Şehrin kaldırımlarını işgal edip, buralarda borca çay içenlerin, parklardaki her ağaç altında yer kavgası edenlerin, sokakta şaşkın şaşkın gezenlerin ve evlerine giderken çocuklarına bir kuru ekmeği alıp götüremeyen babaların olduğu bir ortamda biri ortaya çıkıp da; “İşçi arıyoruz da bulamıyoruz. Fabrikalarımızda çalışacak kalifiyeli elemanlar lazım” demez mi?
Sinir katsayıları yükseliyor, kan beynine çıkıyor insanın.

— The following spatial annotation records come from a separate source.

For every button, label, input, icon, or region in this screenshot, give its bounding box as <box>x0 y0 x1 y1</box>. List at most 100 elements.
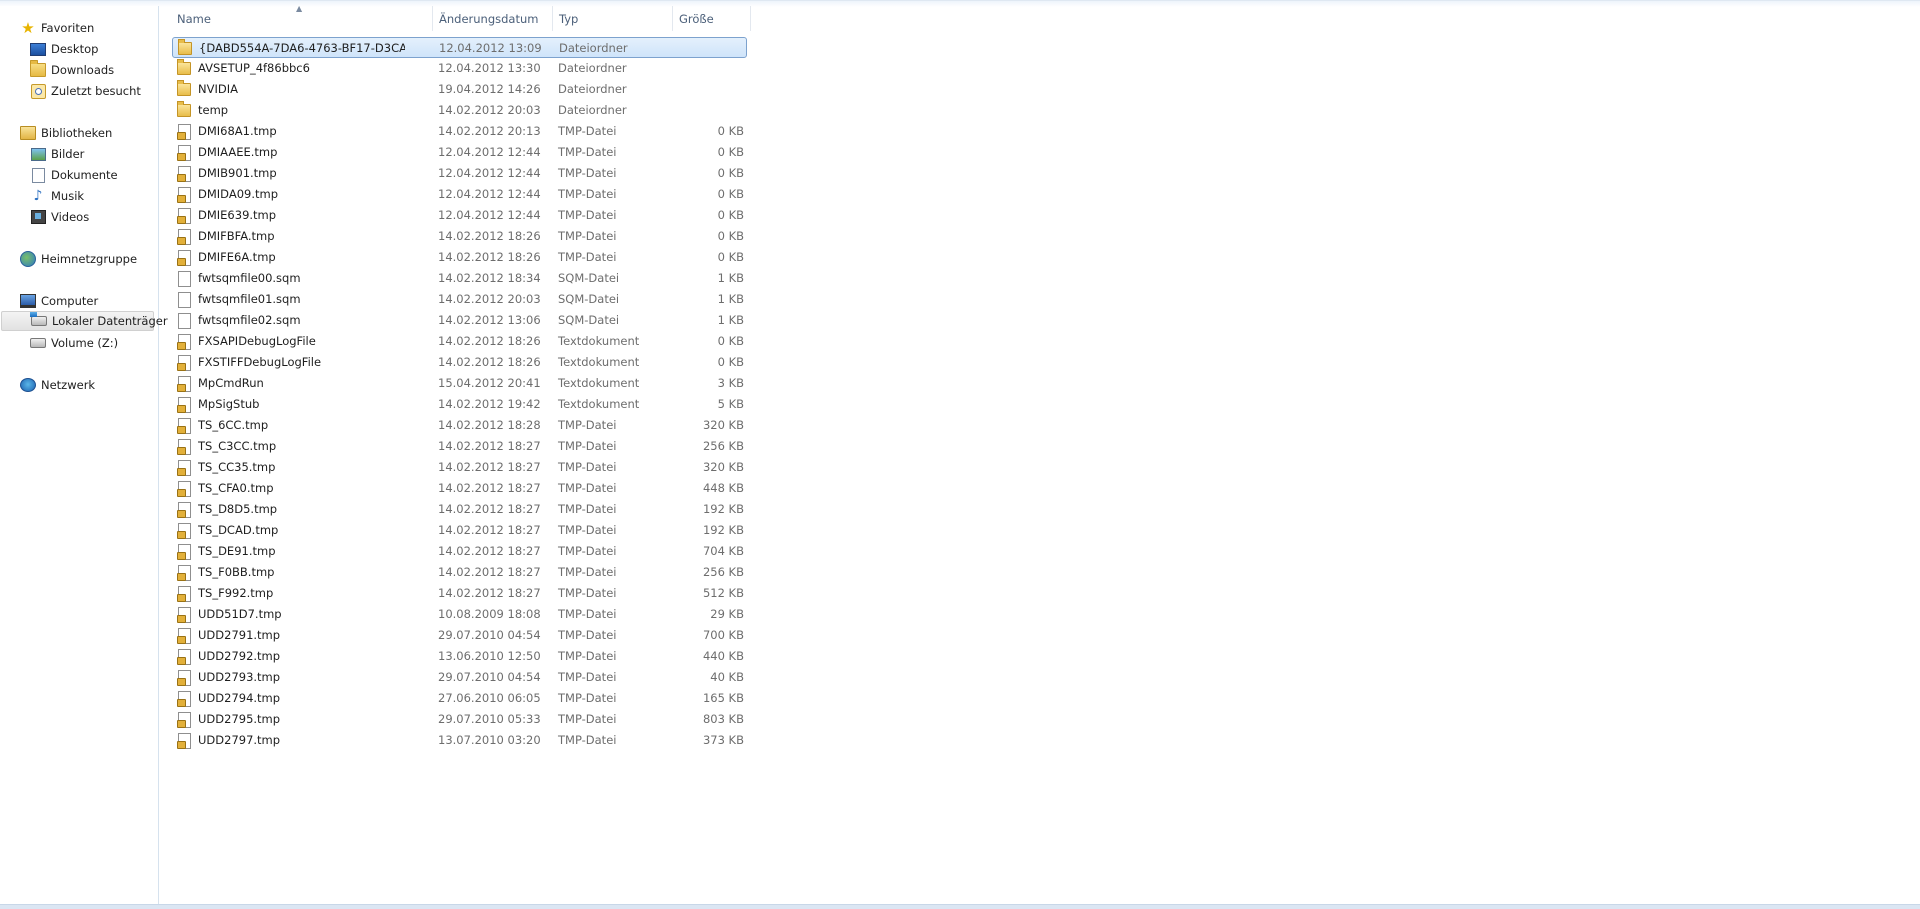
folder-icon <box>177 80 191 97</box>
file-size: 373 KB <box>702 733 744 747</box>
nav-downloads[interactable]: Downloads <box>0 60 188 80</box>
locked-file-icon <box>176 732 191 749</box>
locked-file-icon <box>176 543 191 560</box>
file-row[interactable]: UDD51D7.tmp 10.08.2009 18:08 TMP-Datei 29 K… <box>172 604 747 625</box>
file-row[interactable]: FXSAPIDebugLogFile 14.02.2012 18:26 Textdo… <box>172 331 747 352</box>
locked-file-icon <box>176 690 191 707</box>
nav-videos[interactable]: Videos <box>0 207 188 227</box>
file-name: DMIFBFA.tmp <box>198 229 275 243</box>
file-row[interactable]: fwtsqmfile00.sqm 14.02.2012 18:34 SQM-Date… <box>172 268 747 289</box>
file-row[interactable]: TS_D8D5.tmp 14.02.2012 18:27 TMP-Datei 192 … <box>172 499 747 520</box>
file-row[interactable]: TS_CC35.tmp 14.02.2012 18:27 TMP-Datei 320 … <box>172 457 747 478</box>
file-row[interactable]: DMIB901.tmp 12.04.2012 12:44 TMP-Datei 0 KB <box>172 163 747 184</box>
file-name: TS_D8D5.tmp <box>198 502 278 516</box>
nav-local-disk[interactable]: Lokaler Datenträger <box>1 311 168 331</box>
file-date: 29.07.2010 05:33 <box>438 712 541 726</box>
file-row[interactable]: TS_6CC.tmp 14.02.2012 18:28 TMP-Datei 320 K… <box>172 415 747 436</box>
nav-pictures[interactable]: Bilder <box>0 144 188 164</box>
file-type: TMP-Datei <box>558 649 617 663</box>
column-size[interactable]: Größe <box>673 6 751 31</box>
nav-network[interactable]: Netzwerk <box>0 375 178 395</box>
file-row[interactable]: UDD2793.tmp 29.07.2010 04:54 TMP-Datei 40 K… <box>172 667 747 688</box>
file-date: 14.02.2012 18:27 <box>438 481 541 495</box>
file-row[interactable]: TS_C3CC.tmp 14.02.2012 18:27 TMP-Datei 256 … <box>172 436 747 457</box>
file-type: Dateiordner <box>558 103 627 117</box>
nav-documents[interactable]: Dokumente <box>0 165 188 185</box>
nav-volume-z[interactable]: Volume (Z:) <box>0 333 188 353</box>
locked-file-icon <box>176 585 191 602</box>
file-row[interactable]: MpCmdRun 15.04.2012 20:41 Textdokument 3 KB <box>172 373 747 394</box>
column-type-label: Typ <box>559 11 579 26</box>
file-row[interactable]: UDD2797.tmp 13.07.2010 03:20 TMP-Datei 373 … <box>172 730 747 751</box>
file-row[interactable]: TS_F0BB.tmp 14.02.2012 18:27 TMP-Datei 256 … <box>172 562 747 583</box>
file-row[interactable]: FXSTIFFDebugLogFile 14.02.2012 18:26 Textd… <box>172 352 747 373</box>
file-row[interactable]: UDD2792.tmp 13.06.2010 12:50 TMP-Datei 440 … <box>172 646 747 667</box>
file-row[interactable]: DMIFBFA.tmp 14.02.2012 18:26 TMP-Datei 0 KB <box>172 226 747 247</box>
file-type: TMP-Datei <box>558 733 617 747</box>
local-disk-icon <box>30 312 47 329</box>
nav-label: Lokaler Datenträger <box>52 314 168 328</box>
drive-icon <box>30 335 46 351</box>
network-icon <box>20 377 36 393</box>
file-date: 14.02.2012 18:26 <box>438 355 541 369</box>
nav-computer[interactable]: Computer <box>0 291 178 311</box>
file-row[interactable]: {DABD554A-7DA6-4763-BF17-D3CAFB55... 12.0… <box>172 37 747 58</box>
file-date: 15.04.2012 20:41 <box>438 376 541 390</box>
file-row[interactable]: fwtsqmfile01.sqm 14.02.2012 20:03 SQM-Date… <box>172 289 747 310</box>
nav-recent[interactable]: Zuletzt besucht <box>0 81 188 101</box>
file-type: TMP-Datei <box>558 586 617 600</box>
nav-label: Favoriten <box>41 21 95 35</box>
file-date: 13.07.2010 03:20 <box>438 733 541 747</box>
file-type: TMP-Datei <box>558 712 617 726</box>
file-row[interactable]: TS_CFA0.tmp 14.02.2012 18:27 TMP-Datei 448 … <box>172 478 747 499</box>
file-name: TS_CC35.tmp <box>198 460 276 474</box>
nav-label: Bibliotheken <box>41 126 113 140</box>
locked-file-icon <box>176 333 191 350</box>
nav-favorites[interactable]: ★ Favoriten <box>0 18 178 38</box>
file-row[interactable]: TS_DE91.tmp 14.02.2012 18:27 TMP-Datei 704 … <box>172 541 747 562</box>
file-date: 14.02.2012 13:06 <box>438 313 541 327</box>
file-row[interactable]: UDD2794.tmp 27.06.2010 06:05 TMP-Datei 165 … <box>172 688 747 709</box>
nav-label: Volume (Z:) <box>51 336 119 350</box>
column-name[interactable]: Name <box>171 6 433 31</box>
file-row[interactable]: fwtsqmfile02.sqm 14.02.2012 13:06 SQM-Date… <box>172 310 747 331</box>
locked-file-icon <box>176 501 191 518</box>
file-row[interactable]: DMIDA09.tmp 12.04.2012 12:44 TMP-Datei 0 KB <box>172 184 747 205</box>
file-row[interactable]: MpSigStub 14.02.2012 19:42 Textdokument 5 K… <box>172 394 747 415</box>
file-row[interactable]: TS_DCAD.tmp 14.02.2012 18:27 TMP-Datei 192 … <box>172 520 747 541</box>
file-type: TMP-Datei <box>558 460 617 474</box>
nav-music[interactable]: ♪ Musik <box>0 186 188 206</box>
file-name: TS_F0BB.tmp <box>198 565 275 579</box>
file-type: TMP-Datei <box>558 502 617 516</box>
file-row[interactable]: DMIE639.tmp 12.04.2012 12:44 TMP-Datei 0 KB <box>172 205 747 226</box>
nav-homegroup[interactable]: Heimnetzgruppe <box>0 249 178 269</box>
file-row[interactable]: UDD2791.tmp 29.07.2010 04:54 TMP-Datei 700 … <box>172 625 747 646</box>
locked-file-icon <box>176 165 191 182</box>
downloads-folder-icon <box>30 60 46 78</box>
file-type: TMP-Datei <box>558 670 617 684</box>
nav-label: Desktop <box>51 42 99 56</box>
file-size <box>674 100 744 121</box>
locked-file-icon <box>176 606 191 623</box>
file-row[interactable]: DMI68A1.tmp 14.02.2012 20:13 TMP-Datei 0 KB <box>172 121 747 142</box>
nav-label: Heimnetzgruppe <box>41 252 138 266</box>
file-row[interactable]: DMIFE6A.tmp 14.02.2012 18:26 TMP-Datei 0 KB <box>172 247 747 268</box>
file-name: fwtsqmfile01.sqm <box>198 292 301 306</box>
file-row[interactable]: TS_F992.tmp 14.02.2012 18:27 TMP-Datei 512 … <box>172 583 747 604</box>
file-icon <box>177 270 191 287</box>
file-size: 192 KB <box>702 523 744 537</box>
nav-libraries[interactable]: Bibliotheken <box>0 123 178 143</box>
column-modified[interactable]: Änderungsdatum <box>433 6 553 31</box>
file-row[interactable]: NVIDIA 19.04.2012 14:26 Dateiordner <box>172 79 747 100</box>
file-icon <box>177 291 191 308</box>
file-size: 165 KB <box>702 691 744 705</box>
column-type[interactable]: Typ <box>553 6 673 31</box>
file-row[interactable]: DMIAAEE.tmp 12.04.2012 12:44 TMP-Datei 0 KB <box>172 142 747 163</box>
file-date: 19.04.2012 14:26 <box>438 82 541 96</box>
file-row[interactable]: temp 14.02.2012 20:03 Dateiordner <box>172 100 747 121</box>
file-size: 1 KB <box>717 271 744 285</box>
file-row[interactable]: UDD2795.tmp 29.07.2010 05:33 TMP-Datei 803 … <box>172 709 747 730</box>
folder-icon <box>178 39 192 56</box>
nav-desktop[interactable]: Desktop <box>0 39 188 59</box>
file-row[interactable]: AVSETUP_4f86bbc6 12.04.2012 13:30 Dateiord… <box>172 58 747 79</box>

Son zamanlarda ise bu sihirli cümleyi kullananların sayısı o kadar arttı ki evlere şenlik. 3-5 kişiyi alıp mobilya üretenlerin de,3-5 bin kişi ile ihracat rekorları kıranların ağzına sakız oldu.
Yıllardır ‘Ekonomimiz çok iyiye gidiyor, ihracat rekorları kırıyoruz’ deyip paraları ceplerine indiriyorlar. Sonra da ‘İşçi bulamıyoruz’ deyip nakaratı tekrarlıyorlar.
Peki niye herkes bu sihirli cümleyi kullanıyor. Nedir sihri?
Acaba, ‘Kar payımı neden azaltayım, mevcut işçiler çalışsın. 8 saat veya 12 saat ne fark eder? İtiraz edemezler fazla mesaiye. Edeni kovar yenisini alırım’ diye düşünüp de bunlara bir kılıf olarak da, ‘İşçi bulamıyoruz’ mu diyorlar acaba, yoksa gerçekten işçi mi bulamıyorlar?
Peki onlar işçi bulamıyorlar, sokaklarda işsiz kaynıyorsa nedir bu işin sırrı?
“İşlerimizi yapabilecek kapasite de adam yok” diyen işveren mi haklı yoksa, “Gidiyoruz ama bizi almıyorlar işe” diyen işçi mi?
Peki işverenin tabiriyle sokakları bu kadar kapasitesiz adamlarla dolduranlar mı suçlu yoksa?
Hepsinin suçluluk payı var tabii ki.
İşçi, ‘Yarım ton kömür, yağ, şeker veya un parası elden gitmesin. Yer içer yatarım’ sevdasında olmasa, işveren, ‘Ne gereği var, şimdi alıp da fazla masrafa girmeyeyim. Adamları alıp da ben mi yetiştireceğim’ demese, sokakları bu kadar vasıfsız insanlarla dolduranlar, o insanları yetiştirme derdine düşse ‘işsizlik’ diye bir kelime kalmaz.
Ne yazık ki toplumumuz siyasette de tam bir korkaklık sergiliyor: “AK Parti’yi bir daha seçmezsek, yardım felan kalmaz’, CHP giderse laiklik gider’, ‘MHP Meclis’te olmazsa ülke elden gider.”
Korkmayın kardeşim, ne AK Parti yok diye kömür dağıtımı biter, ne CHP yok diye laiklik elden gider, ne de MHP yok diye ülke elden gider.
Bu anlayışı bir tarafa bırakın artık.
Ben buradan Kayseri milletvekillerine sesleniyorum. Kayseri’nin hatta Türkiye’nin sayılı Organize Sanayi Bölgesi olan Kayseri OSB’ye gidin 70 bin kişiye istihdam sağlayan. Binin üzerinde fabrika olan OSB’de lütfen sanayicilerimizi dinleyin, onlarla sık sık bir araya gelin. Bırakın zenginlerin nişan düğünlerine katılmayı. ‘Orta halli esnaf ne yapıyor’ diye hiç kendinize soruyor musunuz? İnsanlar bunalım içinde her geçen gün cana kıyma haberleri geliyor. Üniversite mezunları işsiz geziyor… Birçok mezun Organize Sanayi Bölgesi’nde hamallık yapıyor. Kamyonlardan mal indirim kamyonlara mal yüklüyor...
Zaman su gibi akıp gidiyor. Eğer siz bu değişikliği yapmazsanız, ‘Bu adamı seçtik bir daha OSB’ye uğramadı’ laflarıyla kendinizi avutur durusunuz.